Did you know that over 250,000 children on construction sites have little or no access to basic nutrition, health or education?

Phenomenon: A growing silicon city produced the need for cheap labour, and offered quick employment. Unskilled workers migrated from the drought-prone areas of Karnataka, Andhra Pradesh and Tamil Nadu, bringing their families, exposing them to hunger, slums, and crime.

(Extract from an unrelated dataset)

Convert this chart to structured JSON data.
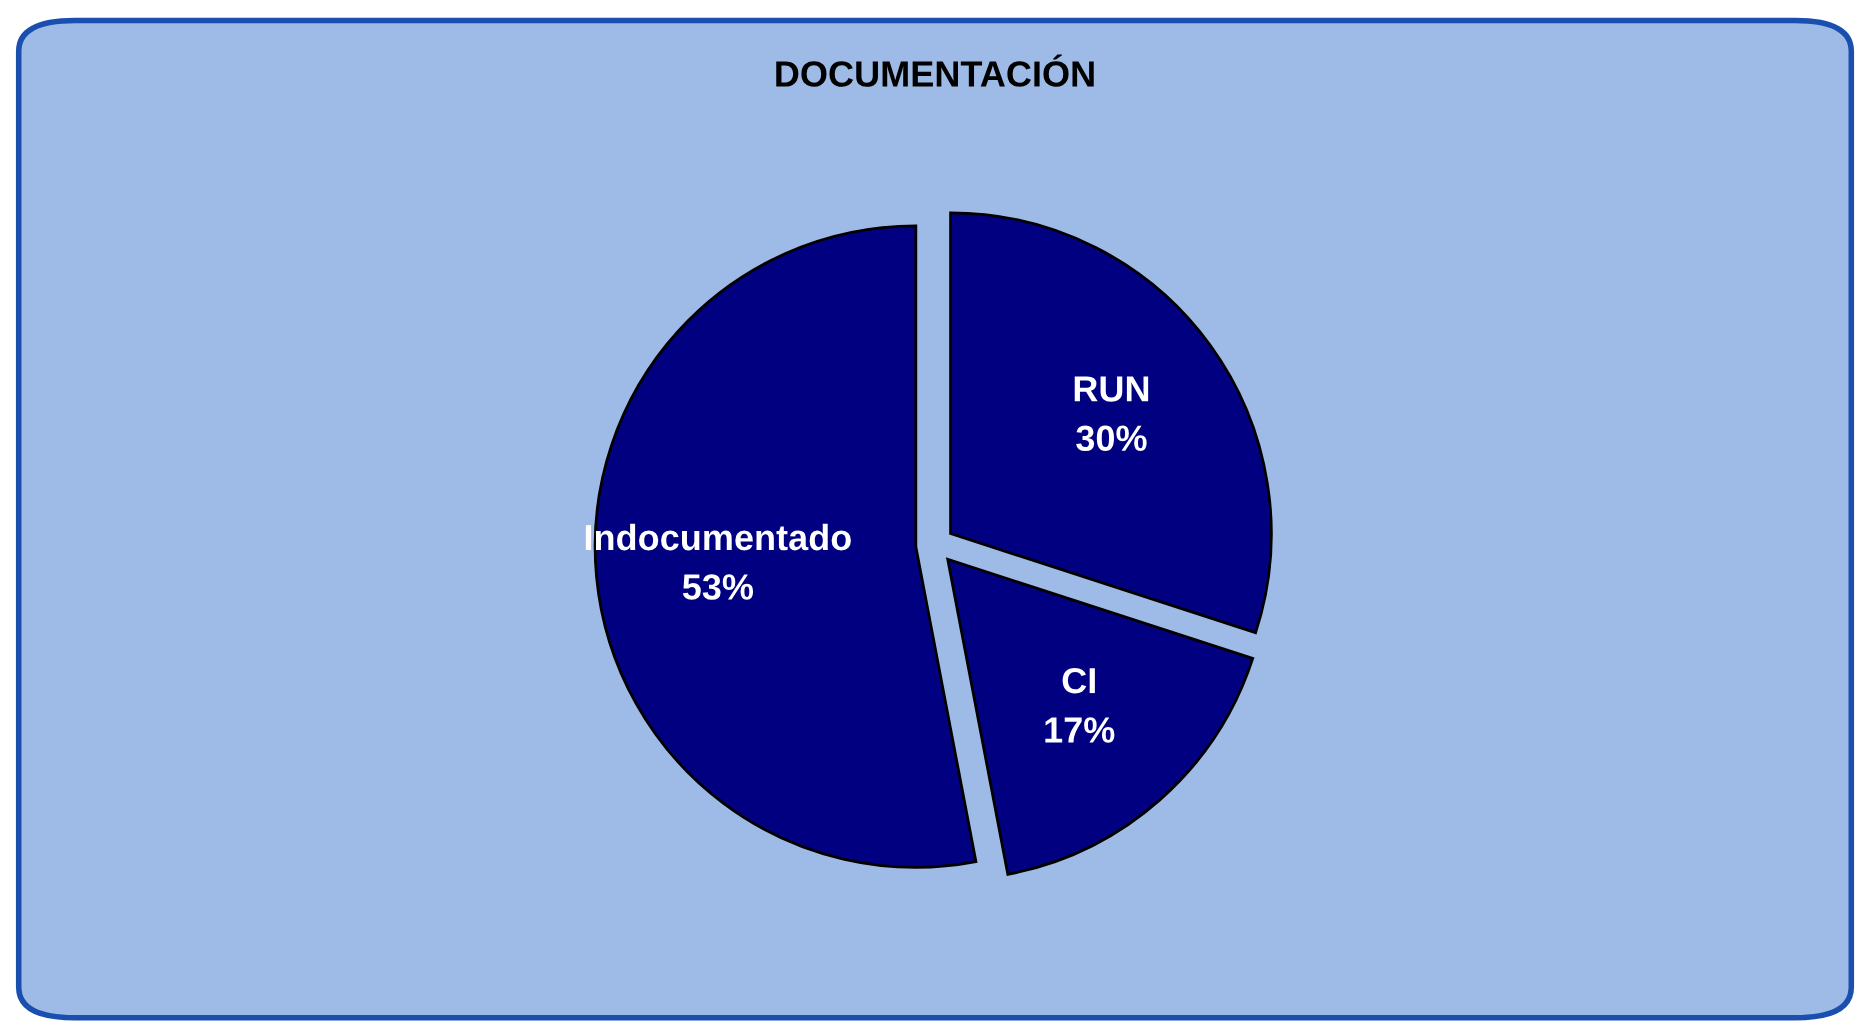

And so, in 1993, Outreach (a Non Governmental Development Organisation) set up a single day care centre for seven children, with Faria Builders. This expanded to 15 day-care centres in the city, caring for over 1000 children. Onsite works towards improving the children’s quality of life, by addressing their physical, intellectual, and emotional needs.  

The centres are based on construction sites, run with the builders’ cooperation, and are migratory. Resources for the centres are mobilised in a variety of ways: builders provide classroom space; volunteers, including school and college students, help with material; sponsors look in to salaries, training and nutrition; the children’s parents pay a nominal admission fee, when they can.

There is an emphasis on preschool education, supported by a set of teaching aids developed by the Onsite staff. Using clay and colour, seeds and stones, mobiles and simple display charts, the rudiments of math, science and language are communicated effectively and creatively. Action songs, role-playing and story telling reinforce the learning imparted. Basic skills normally taken for granted, like crossing a road, are also taught.

All this is achieved through regular interaction with the parents. They are also encouraged to participate in their child’s development. In addition to operating the day-care centres, the experienced, qualified, 25-strong Onsite staff also ensures that there are regular health camps on the construction sites in an effort to create awareness. The children are treated at these camps for common ailments, with referrals to established medical institutions for the more severe cases. Onsite has strong ties with the following medical institutions: St Martha’s, Primary Health Centres in RT Nagar and Rajarajeshwari Nagar, Jayadeva Institute of Cardiology, Victoria Hospital, Bowring Hospital, Vani Vilas Hospital, KC General Hospital, and Minto Eye Hospital.

Onsite’s intervention is long term in nature, and to this effect, they have developed a comprehensive, five-stage development programme, which extends beyond providing relief at the pre-school level:
Stage 1: Establishing day-care centres, focus on health and nutrition, pre-school and non-formal education
Stage 2: Identifying children for formal education at day-care centres, admission to formal education schools, through networks established through FORCES, CACL, BOSCO and other NGOs.
Stage 3: Admission to residential schools/ hostels
Stage 4: Identifying youth for vocational training at the Onsite Training institute.
Stage 5: Placements; Income-generation programmes through “Micro-finance”, focusing on making the migrant construction worker families self-reliant.
Onsite needs clothes, toys, volunteers, and access to training.

They offer training of their own, in the form of a six-session workshop conducted over two weeks on evolved methodology and techniques of education and community organisation.